By Theresa Harrington
When I visited Silverwood Elementary in Concord to write a story about teachers being laid-off, I was impressed by the dedication of educators I interviewed and touched by the relationships they have built with their students.
I interviewed fifth-grade teacher Jessica Beerbaum and special education teacher Robin Evans. Both of them also spoke on camera about how they feel to be leaving the school, after receiving pink slips.
Here is Beerbaum, talking about her time at the school.
And here is Evans explaining why she loves to teach special education students.
Across the Mt. Diablo school district, students and teachers are facing the difficult reality that campuses are losing some valued staff members. Northgate High School Sentinel reporter Antonio Lau wrote about how layoffs are affecting his Walnut Creek school in this story.
Here’s an excerpt:
“One of the teachers who received a pink slip was chemistry teacher and swim coach Kevin Taylor.
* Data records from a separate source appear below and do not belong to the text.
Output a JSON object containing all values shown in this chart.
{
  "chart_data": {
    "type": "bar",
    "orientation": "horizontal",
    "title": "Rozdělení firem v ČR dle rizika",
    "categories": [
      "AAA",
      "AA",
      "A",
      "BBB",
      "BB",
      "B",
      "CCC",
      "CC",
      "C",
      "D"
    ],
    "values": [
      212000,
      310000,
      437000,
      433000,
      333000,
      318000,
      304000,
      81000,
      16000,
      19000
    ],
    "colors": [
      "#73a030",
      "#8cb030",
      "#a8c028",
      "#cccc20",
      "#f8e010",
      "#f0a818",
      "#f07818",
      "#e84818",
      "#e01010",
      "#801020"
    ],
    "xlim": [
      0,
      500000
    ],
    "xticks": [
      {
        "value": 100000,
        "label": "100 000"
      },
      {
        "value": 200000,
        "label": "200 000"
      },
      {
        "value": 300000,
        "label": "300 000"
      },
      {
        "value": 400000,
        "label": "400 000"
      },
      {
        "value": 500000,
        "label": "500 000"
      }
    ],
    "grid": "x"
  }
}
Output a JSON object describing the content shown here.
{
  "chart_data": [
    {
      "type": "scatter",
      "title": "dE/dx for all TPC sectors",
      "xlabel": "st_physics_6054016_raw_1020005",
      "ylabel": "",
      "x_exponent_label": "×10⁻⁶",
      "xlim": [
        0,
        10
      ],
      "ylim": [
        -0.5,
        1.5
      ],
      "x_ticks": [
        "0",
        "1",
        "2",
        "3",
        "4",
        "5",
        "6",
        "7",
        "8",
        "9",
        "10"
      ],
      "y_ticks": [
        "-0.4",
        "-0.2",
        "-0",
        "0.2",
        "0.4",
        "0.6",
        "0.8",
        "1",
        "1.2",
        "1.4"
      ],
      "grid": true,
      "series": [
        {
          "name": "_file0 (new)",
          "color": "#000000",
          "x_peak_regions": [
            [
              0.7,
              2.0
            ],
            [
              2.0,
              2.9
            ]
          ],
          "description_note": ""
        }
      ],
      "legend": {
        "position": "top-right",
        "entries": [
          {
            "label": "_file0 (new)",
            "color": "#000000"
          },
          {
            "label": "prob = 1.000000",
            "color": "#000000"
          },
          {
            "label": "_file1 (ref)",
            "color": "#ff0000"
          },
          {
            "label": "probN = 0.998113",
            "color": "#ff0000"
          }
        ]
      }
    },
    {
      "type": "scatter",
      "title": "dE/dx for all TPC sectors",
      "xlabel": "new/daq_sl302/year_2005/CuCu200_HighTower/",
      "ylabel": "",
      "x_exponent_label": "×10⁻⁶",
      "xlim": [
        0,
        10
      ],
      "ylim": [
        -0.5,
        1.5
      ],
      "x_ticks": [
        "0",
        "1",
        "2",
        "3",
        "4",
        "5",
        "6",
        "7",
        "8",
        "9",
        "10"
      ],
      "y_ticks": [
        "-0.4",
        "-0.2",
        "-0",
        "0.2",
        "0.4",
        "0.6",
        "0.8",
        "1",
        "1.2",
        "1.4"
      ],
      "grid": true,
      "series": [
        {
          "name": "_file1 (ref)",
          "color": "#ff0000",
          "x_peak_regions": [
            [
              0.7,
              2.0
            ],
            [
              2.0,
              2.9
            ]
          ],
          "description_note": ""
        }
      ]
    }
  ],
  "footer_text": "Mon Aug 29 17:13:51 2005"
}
Taylor, who has only been at Northgate for a couple of years, is a well liked teacher among his students. One of his students even made a Facebook group dedicated to asking people to help save Taylor’s job.
“I am very happy to have students who care about my well being. I hope they can show the same care for the whole system and work to make their voices heard in a productive manner,” Taylor said.
With the budget cuts, schools are losing more than just their teachers. All 5th grade music in the Mount Diablo Unified School District will be cut as well causing students to lose a crucial year in music.
“It’s really bad that they would cut music class in 5th grade. It causes all the students to be a year behind which is going to affect them in the long run,” said sophmore Fabien Vaucheret, a member of orchestra at Northgate.
Northgate’s own music teacher Mr. Brown also received a pink slip by the district, which had many students worried. Thankfully during the Northgate Jazz Band’s performance at Yoshi’s, Brown proudly announced that he was not going to be fired.
With this country at its current economic state, it is only safe to assume that the California budget crisis is going to continue getting worse. However firing well-liked teachers and cutting good classes is not going to help with our education. It will only turn good schools into mediocre schools and deprive students of knowledge they will need in the future.”
Do you believe that budget cuts and layoffs are making good schools mediocre and depriving students of important knowledge?